Por que os jovens cientistas soviéticos construíam seus próprios apartamentos?

História
ANNA SORÔKINA
Em 1968, um grupo de entusiastas decidiu construir um prédio residencial por conta própria para não esperar anos na fila por moradia. Por incrível que pareça, a ideia acabou sendo apoiada pelo governo.

Na União Soviética era quase impossível adquirir um apartamento. A maioria das novas moradias era distribuída pelo Estado por ordem de chegada. No entanto, nem todos que tinham dinheiro suficiente podiam entrar na fila; para isso, na maioria dos casos, era necessário ter filhos. Antes do nascimento dos filhos, os jovens moravam com os pais ou em dormitórios. Em média, esses cidadãos tinham que ficar entre 5 e 20 anos na fila por apartamentos.

Em 1968, jovens cientistas da cidade de Koroliov, perto de Moscou, decidiram construir um prédio de apartamentos por conta própria para não esperar tanto.
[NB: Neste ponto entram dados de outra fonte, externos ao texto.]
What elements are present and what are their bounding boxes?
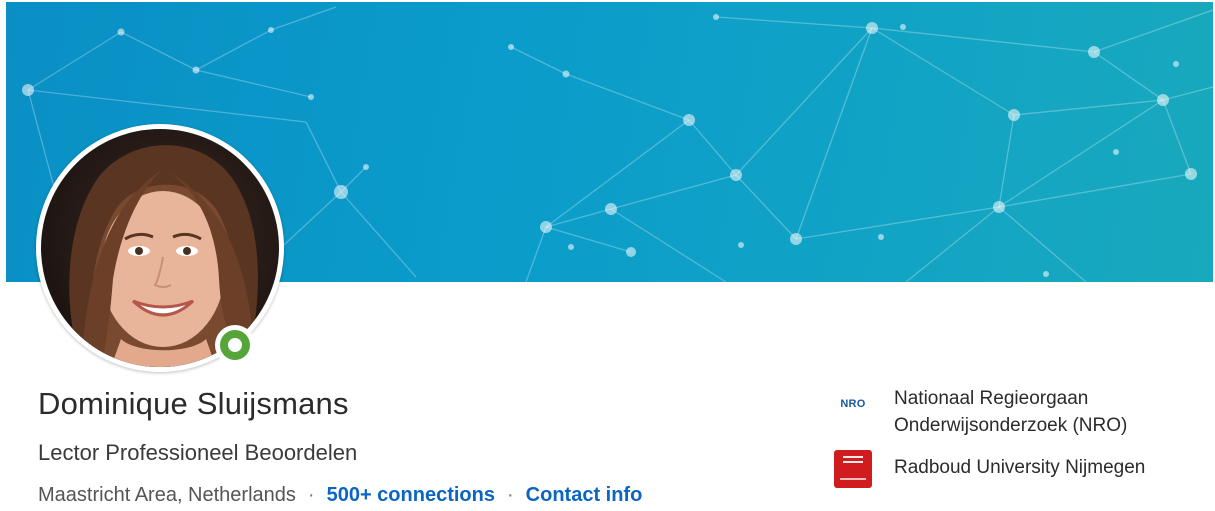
- org-item-radboud[interactable]: Radboud University Nijmegen: [834, 450, 1145, 488]
- profile-meta-line: Maastricht Area, Netherlands · 500+ connec…: [38, 484, 642, 507]
- org-item-nro[interactable]: NRO Nationaal Regieorgaan Onderwijsonder…: [834, 385, 1127, 439]
- org-name: Radboud University Nijmegen: [894, 457, 1146, 478]
- separator: ·: [506, 484, 514, 506]
- connections-link[interactable]: 500+ connections: [327, 484, 495, 506]
- profile-name: Dominique Sluijsmans: [38, 386, 349, 421]
- separator: ·: [307, 484, 315, 506]
- nro-logo-text: NRO: [840, 398, 866, 410]
- contact-info-link[interactable]: Contact info: [526, 484, 643, 506]
- online-status-icon: [215, 325, 255, 365]
- nro-logo-icon: NRO: [834, 385, 872, 423]
- radboud-logo-icon: [834, 450, 872, 488]
- org-name-line: Onderwijsonderzoek (NRO): [894, 415, 1128, 436]
- org-name: Nationaal Regieorgaan Onderwijsonderzoek…: [894, 385, 1127, 439]
- org-name-line: Nationaal Regieorgaan: [894, 388, 1089, 409]
- profile-location: Maastricht Area, Netherlands: [38, 484, 296, 506]
- profile-headline: Lector Professioneel Beoordelen: [38, 440, 358, 465]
Surpreendentemente, a ideia foi apoiada em nível estatal.

Cientistas no canteiro de obras

Na década de 1960, muitos cientistas se mudaram para a pequena cidade de Koroliov, localizada perto da capital soviética, onde se dedicavam ao desenvolvimento da cosmonáutica. Com o passar do tempo, os jovens passaram a enfrentar uma escassez de moradia.

Alguns funcionários de empreendimentos espaciais sugeriram não esperar a ação do governo local, que podia se prolongar por dezenas de anos, e resolveram construir por conta própria um complexo residencial para as jovens famílias locais com toda a infraestrutura para convivência coletiva: jardins de infância, clubes para discussão de livros ou trabalhos científicos, esportes etc. Os cientistas elaboraram o projeto de bairro científico e o apresentaram ao governo local. Depois de cinco anos estudando o projeto, as autoridades permitiram o início das obras, que duraram mais cinco anos.
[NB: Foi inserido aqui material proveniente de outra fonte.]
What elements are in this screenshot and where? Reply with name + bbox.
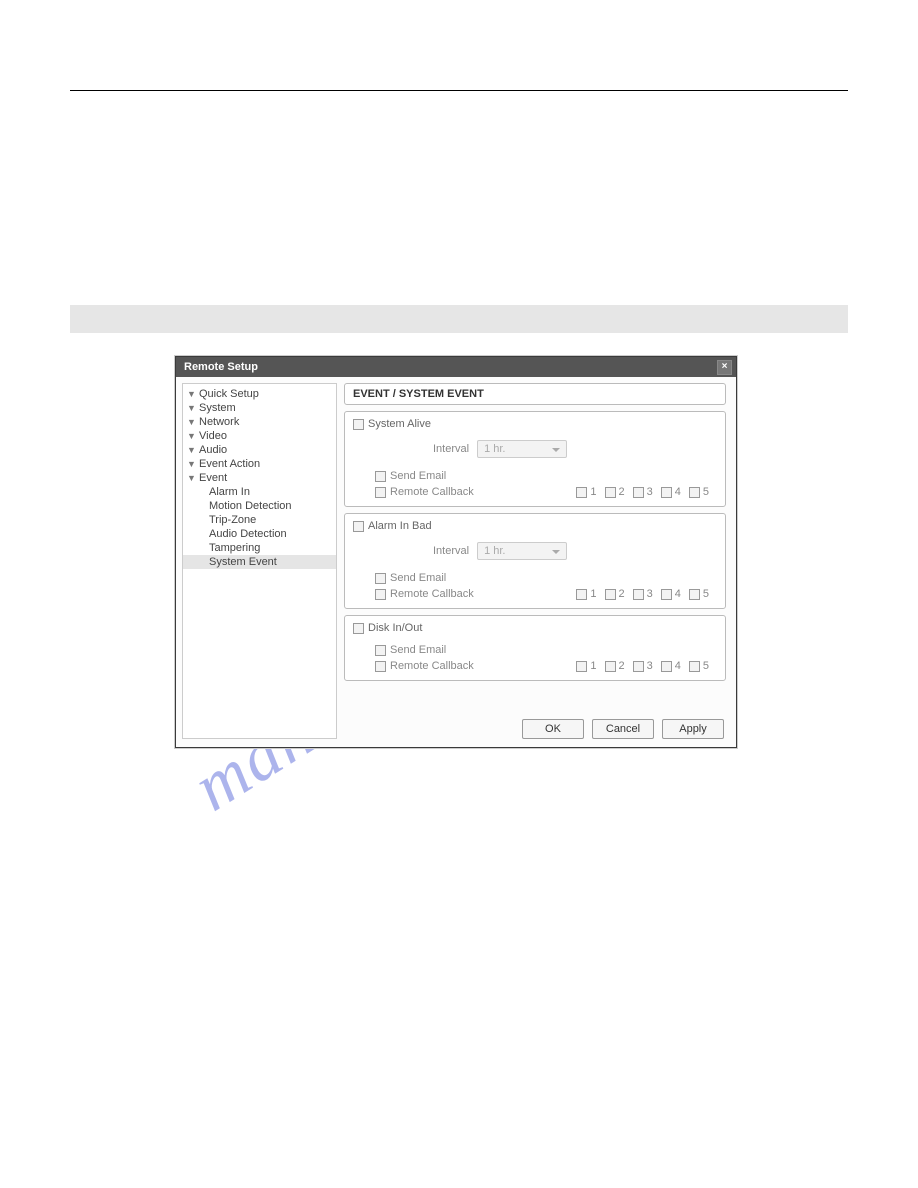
group-disk-in-out: Disk In/Out Send Email Remote Callback 1…	[344, 615, 726, 681]
remote-callback-checkbox[interactable]	[375, 661, 386, 672]
tree-motion-detection[interactable]: Motion Detection	[183, 499, 336, 513]
cb-3-checkbox[interactable]	[633, 661, 644, 672]
cb-3-checkbox[interactable]	[633, 589, 644, 600]
send-email-checkbox[interactable]	[375, 645, 386, 656]
send-email-label: Send Email	[390, 572, 446, 584]
cb-1-checkbox[interactable]	[576, 589, 587, 600]
cb-2-checkbox[interactable]	[605, 487, 616, 498]
remote-callback-label: Remote Callback	[390, 660, 474, 672]
cb-1-label: 1	[590, 660, 596, 672]
cb-1-checkbox[interactable]	[576, 661, 587, 672]
send-email-checkbox[interactable]	[375, 573, 386, 584]
cb-2-label: 2	[619, 486, 625, 498]
cancel-button[interactable]: Cancel	[592, 719, 654, 739]
cb-5-checkbox[interactable]	[689, 487, 700, 498]
tree-quick-setup[interactable]: ▼Quick Setup	[183, 387, 336, 401]
remote-setup-window: Remote Setup × ▼Quick Setup ▼System ▼Net…	[175, 356, 737, 748]
tree-label: Event Action	[199, 458, 260, 470]
group-system-alive: System Alive Interval 1 hr. Send Email R…	[344, 411, 726, 507]
tree-label: System	[199, 402, 236, 414]
cb-2-label: 2	[619, 588, 625, 600]
titlebar: Remote Setup ×	[176, 357, 736, 377]
group-alarm-in-bad: Alarm In Bad Interval 1 hr. Send Email R…	[344, 513, 726, 609]
dialog-buttons: OK Cancel Apply	[344, 713, 726, 741]
cb-4-label: 4	[675, 660, 681, 672]
close-icon[interactable]: ×	[717, 360, 732, 375]
breadcrumb: EVENT / SYSTEM EVENT	[344, 383, 726, 405]
cb-1-label: 1	[590, 486, 596, 498]
cb-3-label: 3	[647, 588, 653, 600]
tree-video[interactable]: ▼Video	[183, 429, 336, 443]
cb-3-checkbox[interactable]	[633, 487, 644, 498]
window-title: Remote Setup	[184, 361, 258, 373]
cb-2-checkbox[interactable]	[605, 589, 616, 600]
interval-select[interactable]: 1 hr.	[477, 542, 567, 560]
callback-numbers: 1 2 3 4 5	[576, 486, 717, 498]
tree-network[interactable]: ▼Network	[183, 415, 336, 429]
cb-4-label: 4	[675, 588, 681, 600]
apply-button[interactable]: Apply	[662, 719, 724, 739]
section-band	[70, 305, 848, 333]
tree-label: Network	[199, 416, 239, 428]
ok-button[interactable]: OK	[522, 719, 584, 739]
tree-trip-zone[interactable]: Trip-Zone	[183, 513, 336, 527]
disk-in-out-label: Disk In/Out	[368, 622, 422, 634]
cb-5-checkbox[interactable]	[689, 661, 700, 672]
interval-label: Interval	[433, 545, 469, 557]
callback-numbers: 1 2 3 4 5	[576, 588, 717, 600]
system-alive-label: System Alive	[368, 418, 431, 430]
remote-callback-checkbox[interactable]	[375, 487, 386, 498]
cb-4-checkbox[interactable]	[661, 661, 672, 672]
cb-4-checkbox[interactable]	[661, 589, 672, 600]
cb-4-label: 4	[675, 486, 681, 498]
remote-callback-checkbox[interactable]	[375, 589, 386, 600]
page-rule	[70, 90, 848, 91]
cb-2-checkbox[interactable]	[605, 661, 616, 672]
cb-5-label: 5	[703, 660, 709, 672]
cb-5-label: 5	[703, 486, 709, 498]
tree-label: Event	[199, 472, 227, 484]
cb-4-checkbox[interactable]	[661, 487, 672, 498]
send-email-checkbox[interactable]	[375, 471, 386, 482]
tree-label: Quick Setup	[199, 388, 259, 400]
tree-label: Audio	[199, 444, 227, 456]
alarm-in-bad-label: Alarm In Bad	[368, 520, 432, 532]
tree-audio[interactable]: ▼Audio	[183, 443, 336, 457]
cb-5-checkbox[interactable]	[689, 589, 700, 600]
cb-3-label: 3	[647, 660, 653, 672]
tree-audio-detection[interactable]: Audio Detection	[183, 527, 336, 541]
interval-select[interactable]: 1 hr.	[477, 440, 567, 458]
cb-5-label: 5	[703, 588, 709, 600]
tree-event-action[interactable]: ▼Event Action	[183, 457, 336, 471]
interval-label: Interval	[433, 443, 469, 455]
tree-system[interactable]: ▼System	[183, 401, 336, 415]
cb-2-label: 2	[619, 660, 625, 672]
cb-1-label: 1	[590, 588, 596, 600]
system-alive-checkbox[interactable]	[353, 419, 364, 430]
tree-alarm-in[interactable]: Alarm In	[183, 485, 336, 499]
send-email-label: Send Email	[390, 644, 446, 656]
callback-numbers: 1 2 3 4 5	[576, 660, 717, 672]
remote-callback-label: Remote Callback	[390, 588, 474, 600]
remote-callback-label: Remote Callback	[390, 486, 474, 498]
alarm-in-bad-checkbox[interactable]	[353, 521, 364, 532]
nav-tree: ▼Quick Setup ▼System ▼Network ▼Video ▼Au…	[182, 383, 337, 739]
tree-label: Video	[199, 430, 227, 442]
tree-tampering[interactable]: Tampering	[183, 541, 336, 555]
main-panel: EVENT / SYSTEM EVENT System Alive Interv…	[340, 377, 736, 747]
tree-system-event[interactable]: System Event	[183, 555, 336, 569]
disk-in-out-checkbox[interactable]	[353, 623, 364, 634]
cb-1-checkbox[interactable]	[576, 487, 587, 498]
cb-3-label: 3	[647, 486, 653, 498]
send-email-label: Send Email	[390, 470, 446, 482]
tree-event[interactable]: ▼Event	[183, 471, 336, 485]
Como foi construído o complexo residencial?

A Câmara dos Deputados destinou um terreno na cidade para a construção de três edifícios de 16 andares, com 900 apartamentos. Os entusiastas recorreram ao Instituto de Pesquisa e Tipologia de Design Experimental de Moscou para desenvolver a versão final do complexo residencial. Segundo o acordo, os arquitetos também receberiam apartamentos neste complexo.

A construção foi financiada pelo Ministério de Engenharia Geral da URSS, que coordenava o trabalho das empresas espaciais.

O ministério enviou construtores profissionais e os equipamentos necessários, porém estabeleceu uma condição: os futuros moradores também teriam que trabalhar no canteiro de obras. Engenheiros, cosmonautas e doutores em ciências foram dispensados do trabalho em seus institutos de pesquisa espacial por seis meses e receberam salários como construtores. Após o prazo, eles voltaram ao trabalho científico e foram substituidos por outros futuros moradores do complexo.

Quem recebeu os apartamentos?

A distribuição dos apartamentos foi realizada por comissões das empresas locais. Além daqueles que construíram os prédios, os funcionários mais valiosos também receberam imóveis. Os tamanhos desses apartamentos foram determinados de acordo com as normas soviéticas.

Desse modo, uma família com um filho poderia receber um apartamento de dois quartos e cozinha, com área total de cerca de 50 metros quadrados; uma família com dois ou três filhos, um apartamento de cerca de 75 metros quadrados; casais sem crianças, um imóvel de 35 metros quadrados. Quase todos os apartamentos foram distribuídos entre doutores em ciências.

No final, 900 famílias — mais de 3.000 pessoas — ganharam moradias. 

Além disso, o conselho coordenador garantiu que o Estado concederia um empréstimo de 1 mil rublos para cada apartamento para a compra de móveis. Como era extremamente difícil adquirir mobília na URSS, o fornecimento direto de móveis para os novos moradores também foi garantido pelo Estado.

A iniciativa impressionou tanto o governo soviético que este decidiu repetir a experiência de Koroliov. Até o desmantelamento da URSS, vários projetos semelhantes foram realizados em todo o país, nas cidades de Arkhanguelsk, Novosibirsk e muitas outras.